I was throwing my words in (hopefully lots) of other people’s faces, but I wasn’t doing anything besides promoting my own words and promoting my own blog as a result.
Yesterday, that changed. I was looking deliberately at other people’s posts on tags that pertained to yesterday’s post, and in the process, discovered other helpful sites to use to help me with organizing my life, and at the same time, I was finding this urge to comment on those posts, telling them how awesome it was of them to write it and share those links with me.
Sure, it was what, like 4 comments on 4 different people’s blogs?
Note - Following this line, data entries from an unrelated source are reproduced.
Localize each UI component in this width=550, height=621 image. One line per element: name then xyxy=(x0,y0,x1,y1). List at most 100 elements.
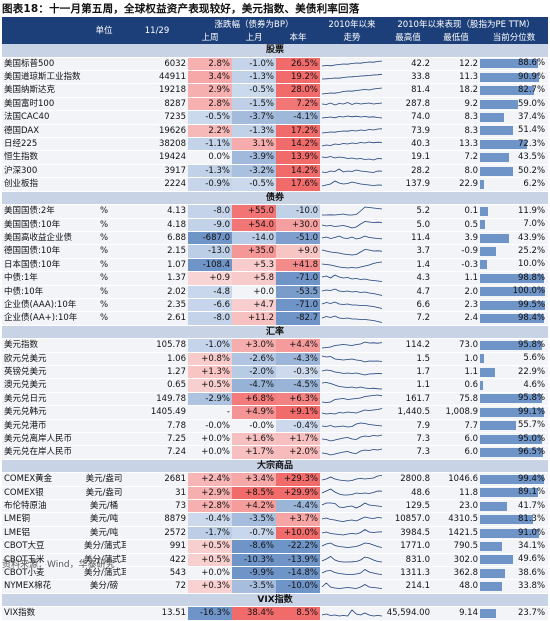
max-cell: 5.0 xyxy=(384,218,432,232)
min-cell: 1421.5 xyxy=(432,526,480,541)
trend-line xyxy=(321,301,383,310)
unit-cell xyxy=(82,378,126,393)
percentile-bar-track: 81.3% xyxy=(480,514,545,525)
percentile-bar xyxy=(480,99,519,109)
month-change-cell: 3.1% xyxy=(232,137,276,152)
min-cell: 75.8 xyxy=(432,392,480,407)
table-row: 创业板指 2224 -0.9% -0.5% 17.6% 137.9 22.9 6.2% xyxy=(2,177,549,192)
trend-line xyxy=(321,274,383,283)
percentile-bar xyxy=(480,86,534,96)
trend-cell xyxy=(320,285,384,299)
percentile-cell: 100.0% xyxy=(480,285,549,299)
unit-cell xyxy=(82,150,126,165)
percentile-value: 90.9% xyxy=(518,71,546,82)
percentile-bar xyxy=(480,273,545,283)
percentile-value: 59.0% xyxy=(518,98,546,109)
trend-cell xyxy=(320,378,384,393)
ytd-change-cell: +9.1% xyxy=(276,405,320,420)
percentile-bar xyxy=(480,501,508,511)
percentile-bar-track: 10.0% xyxy=(480,259,545,270)
table-row: 日本国债:10年% 1.07 -108.4 +5.3 +41.8 1.4 -0.3 10.0% xyxy=(2,258,549,273)
value-cell: 6032 xyxy=(126,57,188,72)
percentile-bar xyxy=(480,247,497,257)
percentile-value: 49.6% xyxy=(518,554,546,565)
trend-sparkline xyxy=(321,569,383,576)
trend-line xyxy=(321,87,383,95)
trend-sparkline xyxy=(321,369,383,376)
month-change-cell: -0.5% xyxy=(232,177,276,192)
min-cell: 11.8 xyxy=(432,486,480,501)
percentile-cell: 38.6% xyxy=(480,566,549,581)
header-change-group: 涨跌幅（债券为BP） xyxy=(188,19,320,32)
ytd-change-cell: +6.3% xyxy=(276,392,320,407)
trend-line xyxy=(321,555,383,563)
percentile-bar-track: 55.7% xyxy=(480,420,545,431)
figure-title: 图表18：十一月第五周，全球权益资产表现较好，美元指数、美债利率回落 xyxy=(2,3,360,15)
value-cell: 2.02 xyxy=(126,285,188,299)
month-change-cell: 38.4% xyxy=(232,606,276,621)
max-cell: 7.3 xyxy=(384,432,432,447)
trend-sparkline xyxy=(321,408,383,415)
percentile-cell: 11.9% xyxy=(480,204,549,219)
asset-name: COMEX银 xyxy=(2,486,82,501)
trend-cell xyxy=(320,392,384,407)
value-cell: 7.24 xyxy=(126,445,188,460)
asset-name: CBOT玉米 xyxy=(2,553,82,568)
trend-line xyxy=(321,381,383,389)
percentile-value: 38.6% xyxy=(518,567,546,578)
table-row: 美国国债:10年% 4.18 -9.0 +54.0 +30.0 5.0 0.5 7.0% xyxy=(2,218,549,232)
min-cell: 1,008.9 xyxy=(432,405,480,420)
percentile-bar xyxy=(480,287,546,297)
trend-cell xyxy=(320,150,384,165)
percentile-cell: 50.2% xyxy=(480,164,549,179)
week-change-cell: -0.5% xyxy=(188,110,232,125)
percentile-cell: 98.8% xyxy=(480,271,549,286)
value-cell: 1.27 xyxy=(126,365,188,380)
trend-line xyxy=(321,475,383,482)
header-blank xyxy=(2,19,82,32)
max-cell: 831.0 xyxy=(384,553,432,568)
week-change-cell: -8.0 xyxy=(188,204,232,219)
week-change-cell: 2.2% xyxy=(188,124,232,139)
percentile-cell: 90.9% xyxy=(480,70,549,85)
month-change-cell: +55.0 xyxy=(232,204,276,219)
percentile-cell: 59.0% xyxy=(480,97,549,112)
value-cell: 19626 xyxy=(126,124,188,139)
asset-name: 美国纳斯达克 xyxy=(2,83,82,98)
trend-sparkline xyxy=(321,128,383,134)
percentile-bar xyxy=(480,220,485,230)
trend-cell xyxy=(320,231,384,246)
month-change-cell: +5.8 xyxy=(232,271,276,286)
min-cell: 13.3 xyxy=(432,137,480,152)
trend-sparkline xyxy=(321,355,383,363)
unit-cell xyxy=(82,97,126,112)
trend-line xyxy=(321,582,383,589)
ytd-change-cell: -0.3% xyxy=(276,365,320,380)
unit-cell xyxy=(82,606,126,621)
percentile-cell: 37.4% xyxy=(480,110,549,125)
percentile-bar-track: 98.8% xyxy=(480,273,545,284)
unit-cell xyxy=(82,110,126,125)
trend-cell xyxy=(320,579,384,594)
asset-name: 英镑兑美元 xyxy=(2,365,82,380)
percentile-value: 51.4% xyxy=(518,125,546,136)
value-cell: 4.18 xyxy=(126,218,188,232)
month-change-cell: -0.5% xyxy=(232,83,276,98)
unit-cell xyxy=(82,164,126,179)
trend-line xyxy=(321,128,383,134)
percentile-bar xyxy=(480,59,538,69)
value-cell: 8879 xyxy=(126,512,188,527)
percentile-bar-track: 41.7% xyxy=(480,501,545,512)
unit-cell xyxy=(82,445,126,460)
percentile-bar xyxy=(480,367,495,377)
max-cell: 7.9 xyxy=(384,419,432,434)
value-cell: 2.15 xyxy=(126,244,188,259)
percentile-value: 88.6% xyxy=(518,58,546,69)
table-row: 美元兑离岸人民币 7.25 +0.0% +1.6% +1.7% 7.3 6.0 95.0% xyxy=(2,432,549,447)
trend-cell xyxy=(320,124,384,139)
ytd-change-cell: 26.5% xyxy=(276,57,320,72)
percentile-cell: 5.6% xyxy=(480,352,549,366)
header-blank-2 xyxy=(2,31,82,45)
asset-name: 美元兑韩元 xyxy=(2,405,82,420)
ytd-change-cell: 28.0% xyxy=(276,83,320,98)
But it felt good to do so.
It was becoming less like I was singing into the ether, my voice echoing back at me, but rather more like, oh yeah, I just read this post, I should probably remind myself that someone actually wrote this with their fingers on the keys, and used brainpower, and I should probably let them know of my existence so they don’t think that they are talking to no one.
For a more long-term example, I’ve been on Twitter for more than 2 years now (with a total of more than 22,000 tweets). Up until, say, last December, I didn’t really participate in hashtags in regards to conversations. And even then, I only used a specific hashtag to let specific other people know about a certain thing that I wrote. In the past few months, I’ve been participating in hashtags in regards to learning about other people and holding conversations. One that I’ve been using and has been very helpful for me is the writestuff hashtag.
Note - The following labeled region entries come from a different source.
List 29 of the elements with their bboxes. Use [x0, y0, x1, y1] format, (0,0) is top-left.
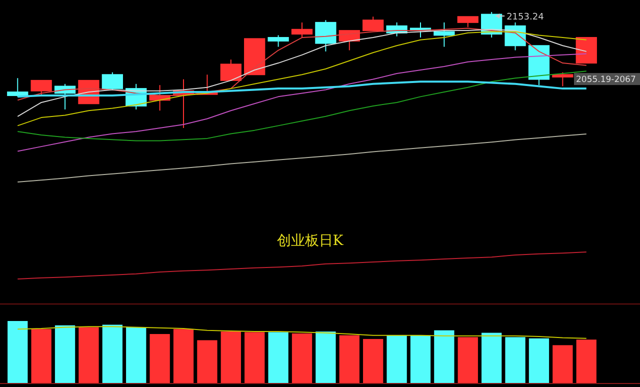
bar [316, 332, 336, 383]
bar [78, 327, 99, 383]
bar [505, 337, 526, 383]
bar [173, 329, 194, 383]
bar [292, 333, 312, 383]
bar [150, 334, 170, 383]
bar [31, 329, 52, 383]
bar [197, 340, 218, 383]
bar [576, 340, 596, 383]
bar [482, 332, 502, 383]
bar [434, 330, 454, 383]
bar [552, 345, 573, 383]
bar [458, 337, 478, 383]
bar [102, 324, 122, 383]
bar [528, 338, 550, 383]
text: 创业板日K [276, 233, 344, 249]
bar [220, 332, 241, 383]
annotation: 2153.24 [506, 12, 544, 22]
bar [339, 335, 360, 383]
bar [244, 332, 265, 383]
bar [8, 321, 28, 383]
bar [386, 335, 407, 383]
annotation: 2055.19-2067 [576, 75, 636, 86]
bar [410, 335, 431, 383]
bar [126, 327, 146, 383]
bar [54, 325, 76, 383]
candlestick [434, 22, 455, 48]
bar [268, 332, 288, 383]
bar [363, 338, 384, 383]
This hashtag pertains to an hour-long conversation every Tuesday at 9 PM EST on some aspect of writing. 5 questions are asked by the main host of the conversation, and anyone can join in by specifying which question they’re answering and putting their answer. In turn, people look through the hashtag to find what other people are saying, and genuinely find good advice and find new people to follow and talk to. It’s an all-around good time, and after the hour is done with (most of the time it feels like it goes by too fast!) you have lots of links to read, and a newly re-found sense of inspiration.
These are just two examples. If I used Facebook (and I don’t) or some other social networks besides Twitter and WordPress (I mostly don’t), then I would’ve used those as examples.
It’s great that you have said words. And maybe other people have seen your words and liked them. But you have to do the same for them.